Not only do other people minimize our suffering, we do it to ourselves. Instead of just acknowledging it, we seem to think it’s more Godly to qualify it. We say things like: It’s my own fault for… or There are so many who have it so much worse… True or not, that doesn’t invalidate the pain.

I’m a temporary resident of Texas where it’s extremely hot. It hasn’t been under 100 degrees for almost 2 months. In the NE, rivers and towns and homes are flooding. It’s heartbreaking and horrible. Both are real. Does the disaster in the NE make it not hot in Texas?

Is there always someone whoose suffering is worse. Yes. Always. But we aren’t comparison shopping. We’re told to weep with those who weep. We’re never told to help them gain perspective or to evaluate the worthiness of their weeping.

We don’t need to qualify pain. We do need to stop minimizing each other’s suffering and start maximizing the comfort we give by the simple grace-filled act of offering compassion.

Hatch or Go Bad (revised)

It may be hard for an egg to turn into a bird: it would be a jolly sight harder for a bird to learn to fly while remaining an egg. We are like eggs at present. And you cannot go on indefinitely being just an ordinary, decent egg. We must be hatched or go bad. ~ C.S. Lewis

Did you ever hide Easter Eggs inside on a rainy Easter Sunday and come up one short? You quit looking after a while. Then, a week or two later, there’s a smell like something has died under the sofa cushion. It’s a natural process: hide it, lose it, ignore it, forget about it and in time, it goes bad.
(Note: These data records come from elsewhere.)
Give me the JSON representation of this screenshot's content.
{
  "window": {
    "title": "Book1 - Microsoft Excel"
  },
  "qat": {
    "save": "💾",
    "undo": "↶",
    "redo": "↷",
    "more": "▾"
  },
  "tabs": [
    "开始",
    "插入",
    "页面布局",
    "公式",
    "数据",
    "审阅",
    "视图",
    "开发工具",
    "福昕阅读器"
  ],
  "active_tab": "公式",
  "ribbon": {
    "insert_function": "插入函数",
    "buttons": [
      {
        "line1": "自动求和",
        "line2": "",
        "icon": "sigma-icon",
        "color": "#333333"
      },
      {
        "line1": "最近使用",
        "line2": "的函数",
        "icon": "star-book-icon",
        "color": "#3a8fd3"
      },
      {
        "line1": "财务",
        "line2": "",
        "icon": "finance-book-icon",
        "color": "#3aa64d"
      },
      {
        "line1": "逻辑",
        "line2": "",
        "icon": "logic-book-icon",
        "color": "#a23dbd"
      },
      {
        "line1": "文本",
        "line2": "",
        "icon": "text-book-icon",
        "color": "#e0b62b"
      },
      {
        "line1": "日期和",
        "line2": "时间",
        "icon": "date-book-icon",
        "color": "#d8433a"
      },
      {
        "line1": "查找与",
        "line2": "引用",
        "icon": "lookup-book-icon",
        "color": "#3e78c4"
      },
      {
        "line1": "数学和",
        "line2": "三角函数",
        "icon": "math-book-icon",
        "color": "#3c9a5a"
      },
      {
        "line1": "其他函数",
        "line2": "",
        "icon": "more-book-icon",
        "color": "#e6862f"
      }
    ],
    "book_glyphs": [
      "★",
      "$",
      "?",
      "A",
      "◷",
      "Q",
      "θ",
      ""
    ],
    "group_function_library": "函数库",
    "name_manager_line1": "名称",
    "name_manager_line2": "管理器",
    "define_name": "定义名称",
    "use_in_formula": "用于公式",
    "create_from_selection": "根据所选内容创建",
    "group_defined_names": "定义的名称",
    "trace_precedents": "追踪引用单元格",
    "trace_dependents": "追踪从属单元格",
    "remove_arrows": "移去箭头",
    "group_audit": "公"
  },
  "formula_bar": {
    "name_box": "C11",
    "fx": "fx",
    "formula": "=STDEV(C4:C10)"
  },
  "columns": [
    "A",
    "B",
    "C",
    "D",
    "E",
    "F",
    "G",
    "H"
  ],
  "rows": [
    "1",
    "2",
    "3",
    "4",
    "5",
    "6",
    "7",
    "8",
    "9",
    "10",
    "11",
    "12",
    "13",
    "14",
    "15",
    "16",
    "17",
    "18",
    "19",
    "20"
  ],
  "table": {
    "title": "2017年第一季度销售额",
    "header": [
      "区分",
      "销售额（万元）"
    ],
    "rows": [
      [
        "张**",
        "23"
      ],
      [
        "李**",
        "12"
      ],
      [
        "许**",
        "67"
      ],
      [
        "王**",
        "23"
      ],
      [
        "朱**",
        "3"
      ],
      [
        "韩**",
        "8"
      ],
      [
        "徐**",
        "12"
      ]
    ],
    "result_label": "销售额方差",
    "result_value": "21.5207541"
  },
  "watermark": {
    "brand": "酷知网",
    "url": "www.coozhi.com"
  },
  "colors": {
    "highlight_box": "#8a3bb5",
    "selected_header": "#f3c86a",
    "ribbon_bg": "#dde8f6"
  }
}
Hatching is harder. At the tip of a baby bird’s beak is a hard point called an ‘egg tooth’. When the bird starts to hatch, it uses this egg tooth to poke through the shell. It takes all of the muscles the tiny bird has to get out. But if it stays in its shell, it will surely ‘go bad’.

There are days I don’t feel like coming out of my shell. On an emotional level, if I’m feeling something negative, my instinct is to hide it, ignore it or deny it. I rebel against my own feelings. I thought I’d gotten better. I think I was just going through a smooth patch.  A flash of anger or pain (physical or emotional) and I still try to sit on it, stuffing it back in my shell.

It isn’t even that I don’t know how to appropriately express those emotions. I taught it for 25 years. I taught it, but I didn’t practice it much. Here’s the problem: it gets so crowded with me and all those feeling in such tight quarters. It’s certainly not a place to fly. I have to break out or break down.

What are the options: hatch or go bad!

(Part of this was in my first post. 3 months later, I’ve rewritten it as God, in His grace, continues to reveal my need.)